Here's a more idiomatic and readable way to do it:
public IEnumerable<string> SplitAndUnescape(
string encodedString,
char separator,
char escape)
{
var inEscapeSequence = false;
var currentToken = new StringBuilder();
foreach (var currentCharacter in encodedString)
if (inEscapeSequence)
{
currentToken.Append(currentCharacter);
inEscapeSequence = false;
}
else
if (currentCharacter == escape)
inEscapeSequence = true;
else
if (currentCharacter == separator)
{
yield return currentToken.ToString();
currentToken.Clear();
}
else
currentToken.Append(currentCharacter);
yield return currentToken.ToString();
}
Note that this doesn't remove empty elements. I don't think that should be the responsibility of the parser. If you want to remove them, just call Where(item => item.Any()) on the result.
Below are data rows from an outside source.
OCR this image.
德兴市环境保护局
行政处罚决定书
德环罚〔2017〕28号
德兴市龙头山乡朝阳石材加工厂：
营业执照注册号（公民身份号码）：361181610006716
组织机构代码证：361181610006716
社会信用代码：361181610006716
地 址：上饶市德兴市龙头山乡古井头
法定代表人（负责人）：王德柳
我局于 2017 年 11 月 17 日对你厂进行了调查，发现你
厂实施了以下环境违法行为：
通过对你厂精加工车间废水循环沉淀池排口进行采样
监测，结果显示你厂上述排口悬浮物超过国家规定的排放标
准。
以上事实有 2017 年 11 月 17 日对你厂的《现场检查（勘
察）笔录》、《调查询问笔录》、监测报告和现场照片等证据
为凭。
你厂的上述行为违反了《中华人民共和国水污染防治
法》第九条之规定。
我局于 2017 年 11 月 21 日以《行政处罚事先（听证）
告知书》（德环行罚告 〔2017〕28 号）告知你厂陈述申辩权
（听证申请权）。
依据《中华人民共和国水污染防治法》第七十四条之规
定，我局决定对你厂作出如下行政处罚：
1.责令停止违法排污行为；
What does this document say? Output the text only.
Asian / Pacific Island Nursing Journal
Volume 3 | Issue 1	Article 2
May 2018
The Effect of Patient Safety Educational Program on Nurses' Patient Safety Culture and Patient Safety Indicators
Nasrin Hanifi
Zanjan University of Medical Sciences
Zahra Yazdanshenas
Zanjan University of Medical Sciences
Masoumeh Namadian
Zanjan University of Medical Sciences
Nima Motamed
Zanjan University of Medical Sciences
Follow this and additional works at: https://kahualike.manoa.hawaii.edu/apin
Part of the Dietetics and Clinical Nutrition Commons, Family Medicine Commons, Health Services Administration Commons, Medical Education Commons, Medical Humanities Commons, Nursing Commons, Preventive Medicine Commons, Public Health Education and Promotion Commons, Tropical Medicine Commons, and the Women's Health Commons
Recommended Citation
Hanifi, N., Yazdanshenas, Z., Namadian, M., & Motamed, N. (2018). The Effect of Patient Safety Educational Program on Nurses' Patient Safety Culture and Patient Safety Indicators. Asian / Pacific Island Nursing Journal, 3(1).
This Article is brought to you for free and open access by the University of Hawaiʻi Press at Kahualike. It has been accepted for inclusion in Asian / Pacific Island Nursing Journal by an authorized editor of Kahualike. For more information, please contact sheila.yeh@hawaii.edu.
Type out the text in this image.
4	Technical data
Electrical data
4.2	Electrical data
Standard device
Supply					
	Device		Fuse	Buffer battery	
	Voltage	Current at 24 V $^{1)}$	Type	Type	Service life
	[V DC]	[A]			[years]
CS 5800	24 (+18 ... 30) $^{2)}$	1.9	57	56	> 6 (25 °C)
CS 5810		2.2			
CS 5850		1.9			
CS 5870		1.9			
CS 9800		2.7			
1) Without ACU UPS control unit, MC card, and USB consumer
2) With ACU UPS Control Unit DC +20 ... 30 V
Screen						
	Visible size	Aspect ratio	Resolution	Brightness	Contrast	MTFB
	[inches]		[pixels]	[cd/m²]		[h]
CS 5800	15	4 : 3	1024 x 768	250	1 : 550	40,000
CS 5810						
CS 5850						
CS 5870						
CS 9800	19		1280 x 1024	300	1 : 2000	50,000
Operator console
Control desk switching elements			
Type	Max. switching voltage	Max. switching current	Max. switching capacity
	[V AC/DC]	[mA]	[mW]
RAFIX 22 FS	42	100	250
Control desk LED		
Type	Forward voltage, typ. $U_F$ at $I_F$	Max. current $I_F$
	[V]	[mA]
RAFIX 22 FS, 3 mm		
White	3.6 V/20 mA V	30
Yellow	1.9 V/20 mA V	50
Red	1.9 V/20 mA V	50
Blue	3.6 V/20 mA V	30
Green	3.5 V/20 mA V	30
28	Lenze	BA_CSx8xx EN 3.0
I think this is too much logic for a single method; it gets hard to follow. If someone has time, I think it would be better to break it up into multiple methods and maybe its own class.
You'ew looking for something like a "string tokenizer". There's a version I found quickly that's similar. Or look at getopt.